At no time do you have to think that the symbols represent numbers and the operators arithmetic computations. You apply the available rules and transform the expressions. So you are looking more at the patterns than at the content. The goal is to reduce human error.

This doesn't mean that the proof must be written in a symbolic form rather than as a narrative explanation. What matters is that all steps are clearly justified by a previously established truth. In practice some obvious justifications can be omitted, provided the intented readers can retrieve them.

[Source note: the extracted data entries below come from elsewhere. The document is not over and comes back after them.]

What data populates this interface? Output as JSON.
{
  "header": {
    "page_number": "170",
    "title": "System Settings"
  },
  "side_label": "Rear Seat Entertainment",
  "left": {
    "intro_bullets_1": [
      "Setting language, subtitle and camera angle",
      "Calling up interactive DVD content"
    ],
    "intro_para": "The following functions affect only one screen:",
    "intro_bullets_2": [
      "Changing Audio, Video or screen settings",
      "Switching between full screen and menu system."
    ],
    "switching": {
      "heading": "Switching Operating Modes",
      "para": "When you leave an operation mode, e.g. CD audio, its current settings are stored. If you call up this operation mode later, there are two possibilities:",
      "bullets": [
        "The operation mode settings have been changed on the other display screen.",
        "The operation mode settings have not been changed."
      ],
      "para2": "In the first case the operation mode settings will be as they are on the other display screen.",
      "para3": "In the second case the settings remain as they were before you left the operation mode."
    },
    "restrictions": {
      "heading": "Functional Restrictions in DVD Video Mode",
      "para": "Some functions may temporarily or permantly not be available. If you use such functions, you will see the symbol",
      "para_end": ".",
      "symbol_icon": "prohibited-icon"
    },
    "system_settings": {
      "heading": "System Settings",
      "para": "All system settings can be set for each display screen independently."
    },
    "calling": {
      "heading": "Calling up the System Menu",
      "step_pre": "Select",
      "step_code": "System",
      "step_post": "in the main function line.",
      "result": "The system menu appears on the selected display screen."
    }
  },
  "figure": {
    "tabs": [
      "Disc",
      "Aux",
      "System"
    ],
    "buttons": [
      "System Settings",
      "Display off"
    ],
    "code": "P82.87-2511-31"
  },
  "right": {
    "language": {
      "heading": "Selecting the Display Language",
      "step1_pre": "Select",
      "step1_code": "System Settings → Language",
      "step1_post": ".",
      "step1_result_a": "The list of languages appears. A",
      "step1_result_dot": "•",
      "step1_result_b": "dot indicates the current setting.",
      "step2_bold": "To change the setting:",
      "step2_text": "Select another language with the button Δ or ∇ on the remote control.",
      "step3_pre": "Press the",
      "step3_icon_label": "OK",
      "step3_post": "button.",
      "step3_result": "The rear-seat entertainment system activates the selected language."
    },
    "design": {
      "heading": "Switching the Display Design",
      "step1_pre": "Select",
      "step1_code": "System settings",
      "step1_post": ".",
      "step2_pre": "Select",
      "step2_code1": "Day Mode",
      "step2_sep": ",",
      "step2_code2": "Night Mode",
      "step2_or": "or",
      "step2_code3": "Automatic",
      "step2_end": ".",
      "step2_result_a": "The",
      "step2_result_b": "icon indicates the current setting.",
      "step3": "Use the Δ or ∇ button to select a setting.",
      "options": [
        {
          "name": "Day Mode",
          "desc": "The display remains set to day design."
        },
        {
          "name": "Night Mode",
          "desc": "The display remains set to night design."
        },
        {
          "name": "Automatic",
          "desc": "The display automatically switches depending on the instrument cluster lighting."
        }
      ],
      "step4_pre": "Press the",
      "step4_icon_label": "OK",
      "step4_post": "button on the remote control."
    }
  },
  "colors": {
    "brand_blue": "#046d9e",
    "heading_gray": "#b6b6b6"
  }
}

• I upvoted your answer just for the first sentence, but I actually disagree with with your following couple of paragraphs.Even writing out expressions like yours doesn't really make things clear in simple cases. For example, what's $\sqrt[3]{-1}$? Most people would say it's obviously $-1$ but it could be $e^{i\pi/3}$ if $-1$ is seen as a complex number. Or if someone says $f(x) = x - x$, does that really mean "f is the function that subtracts its input from itself", or does it mean $f(x) = 0$? Again, these mean different things when you plug in, say, any reasonable definition of $\infty$. Apr 7, 2017 at 1:11
• @Mehrdad: in a formal setting, the rules that pertain are known upfront. For instance, if you are working with powers, $(a^b)^c=a^{bc}$ is true in the reals, but false in the complex. You shouldn't care about what $a,b,c$ are (they could be elements of an abstract field) but know what transformations are allowed. It is not a matter of clarity, it is a matter of rigor.
– user65203
Apr 7, 2017 at 6:42
• I was responding to your claim that "At no time do you have to think that the symbols represent numbers and the operators arithmetic computations." I was saying that, in fact, you do have to pause and think what the notation means, because sometimes the meaning of something as simple as $-1$ is unclear and affects the results, as I showed. Apr 7, 2017 at 7:37
• @Mehrdad: if you are in a context where $-1$ is ambiguous (in terms of its properties), then you are not working formally.
– user65203
Apr 7, 2017 at 7:45
• Wha...? Ambiguity is something the reader decides, not you. You can totally be formal but still be misinterpreted because your writing is ambiguous. I've seen plenty of formal proofs where I got tripped up as to whether e.g. $x^2$ meant the second iterate or whether it meant the square of $x$. The steps were all rigorous & formal, nothing was wrong there. The notation was all explained in the beginning too. I still had to repeatedly stop and parse the notation again. Your assertion that you don't have to pause and think about notation in a formal proof is blatantly false. Apr 7, 2017 at 8:04

An formal statement/proof assumes that the problem structure is "sufficiently regular" for the conclusion to hold, and merely explains how to derive the conclusion assuming the unstated assumptions hold true.

Example of an informal statement:

The sum of an infinite geometric series with ratio $r$ is $$\sum_{k=0}^\infty r^k = \frac{1}{1-r}$$

This statement is informal since it is unclear whether this definition applies to some $r$ or all $r$; it does not explain whether it is intended to ascribe a sum to divergent series (sometimes possible).

A formal statement/proof is one that states all assumptions necessary for its conclusions to hold, except perhaps those that are blatantly obvious to the average audience.

Example of a formal statement:

The sum of an infinite geometric series with ratio $r$ is $$\sum_{k=0}^\infty r^k = \frac{1}{1-r}$$ if $|r|<1$; otherwise, we say the series diverges and does not have a sum.

This statement is formal since it explains its required assumptions ($|r|<1$) and does not leave the reader guessing as to whether $1+2+4+\ldots$ was intended to have a sum.

Nevertheless, neither statement is considered incorrect; both of them are correct with reasonable assumptions.